There are benefits, though, such as the ability to get details about people at really small geographic levels such as neighborhood blocks, said Cornell University economist Lars Vilhuber, who has done research on the method. The synthetic data makes that possible because it protects privacy, he said,
“You can actually get far more detail into the data than with traditional methods,” Vilhuber said.
The Census Bureau said in a statement on Thursday that it hasn’t made any final decisions on the use of synthetic data in the American Community Survey and that it welcomed feedback from researchers.
The Census Bureau has taken other recent steps to protect individuals’ privacy, which has gotten harder in the face of a proliferation of outside data sources. This year, the bureau proposed using housing units instead of people when defining an urban area. And it has drawn fierce criticism for using a statistical technique known as “differential privacy” in 2020 census data that will be used for drawing congressional and legislative districts.
Differential privacy adds mathematical “noise,” or intentional errors, to the data to obscure any given individual’s identity while still providing statistically valid information.
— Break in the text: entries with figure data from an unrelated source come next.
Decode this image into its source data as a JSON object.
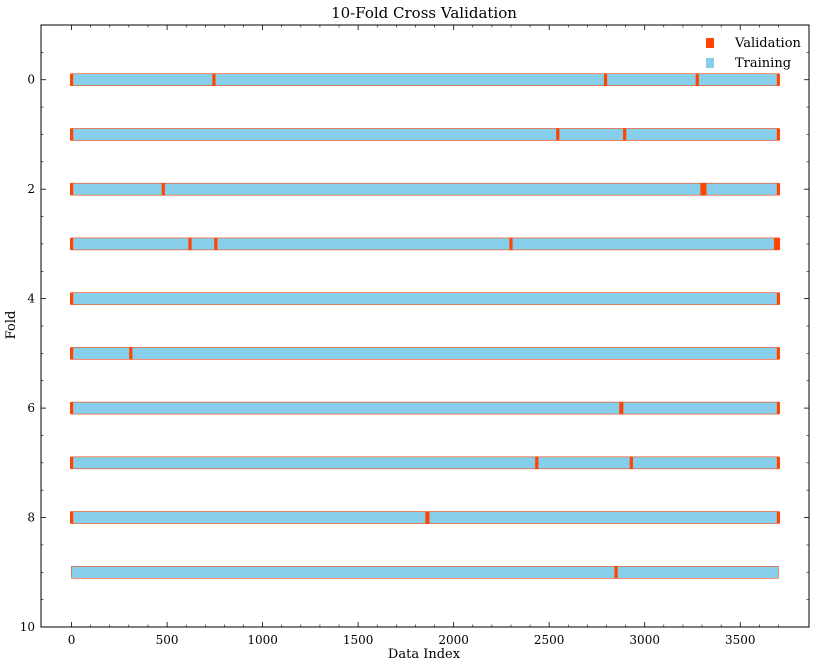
{
  "chart_data": {
    "type": "timeline",
    "title": "10-Fold Cross Validation",
    "xlabel": "Data Index",
    "ylabel": "Fold",
    "xlim": [
      -160,
      3860
    ],
    "ylim": [
      10,
      -1
    ],
    "xticks": [
      0,
      500,
      1000,
      1500,
      2000,
      2500,
      3000,
      3500
    ],
    "yticks": [
      0,
      2,
      4,
      6,
      8,
      10
    ],
    "n_samples": 3700,
    "legend": {
      "position": "top-right",
      "entries": [
        {
          "label": "Validation",
          "color": "#ff4500"
        },
        {
          "label": "Training",
          "color": "#87ceeb"
        }
      ]
    },
    "colors": {
      "validation": "#ff4500",
      "training": "#87ceeb"
    },
    "folds": [
      {
        "fold": 0,
        "validation_indices": [
          0,
          745,
          2795,
          3275,
          3700
        ]
      },
      {
        "fold": 1,
        "validation_indices": [
          0,
          2545,
          2895,
          3700
        ]
      },
      {
        "fold": 2,
        "validation_indices": [
          0,
          480,
          3300,
          3315,
          3700
        ]
      },
      {
        "fold": 3,
        "validation_indices": [
          0,
          620,
          755,
          2300,
          3685,
          3695,
          3700
        ]
      },
      {
        "fold": 4,
        "validation_indices": [
          0,
          3700
        ]
      },
      {
        "fold": 5,
        "validation_indices": [
          0,
          310,
          3700
        ]
      },
      {
        "fold": 6,
        "validation_indices": [
          0,
          2875,
          2880,
          3700
        ]
      },
      {
        "fold": 7,
        "validation_indices": [
          0,
          2435,
          2930,
          3700
        ]
      },
      {
        "fold": 8,
        "validation_indices": [
          0,
          1860,
          1865,
          3700
        ]
      },
      {
        "fold": 9,
        "validation_indices": [
          2850
        ]
      }
    ]
  }
}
It has been challenged in court by the state of Alabama which says its use will result in inaccurate data.
“The Census Bureau is saying this is in the tradition of what they have always done” in protecting privacy, said historian Margo Anderson, a professor at the University of Wisconsin-Milwaukee. “There’s an increasingly substantial organization of critics saying this is completely different. They say, ‘You have never made the data intentionally inaccurate.’”
The Census Bureau first floated the idea of using synthetic data three years ago, but concerns over that and differential policy got shoved aside after the Trump administration failed unsuccessfully to add a citizenship question to the 2020 census questionnaire and the pandemic challenged the nation’s head count last year, Anderson said.
For Swanson, the Census Bureau’s efforts at privacy reminds him of the quote that reporter Peter Arnett attributed to an unnamed U.S. military official during the Vietnam War: ″We had to destroy the town in order to save it.”
“I feel they literally would destroy the census data to save it from an uncertain threat,” Swanson said. “If they destroy the data, they are going to destroy the bureau.”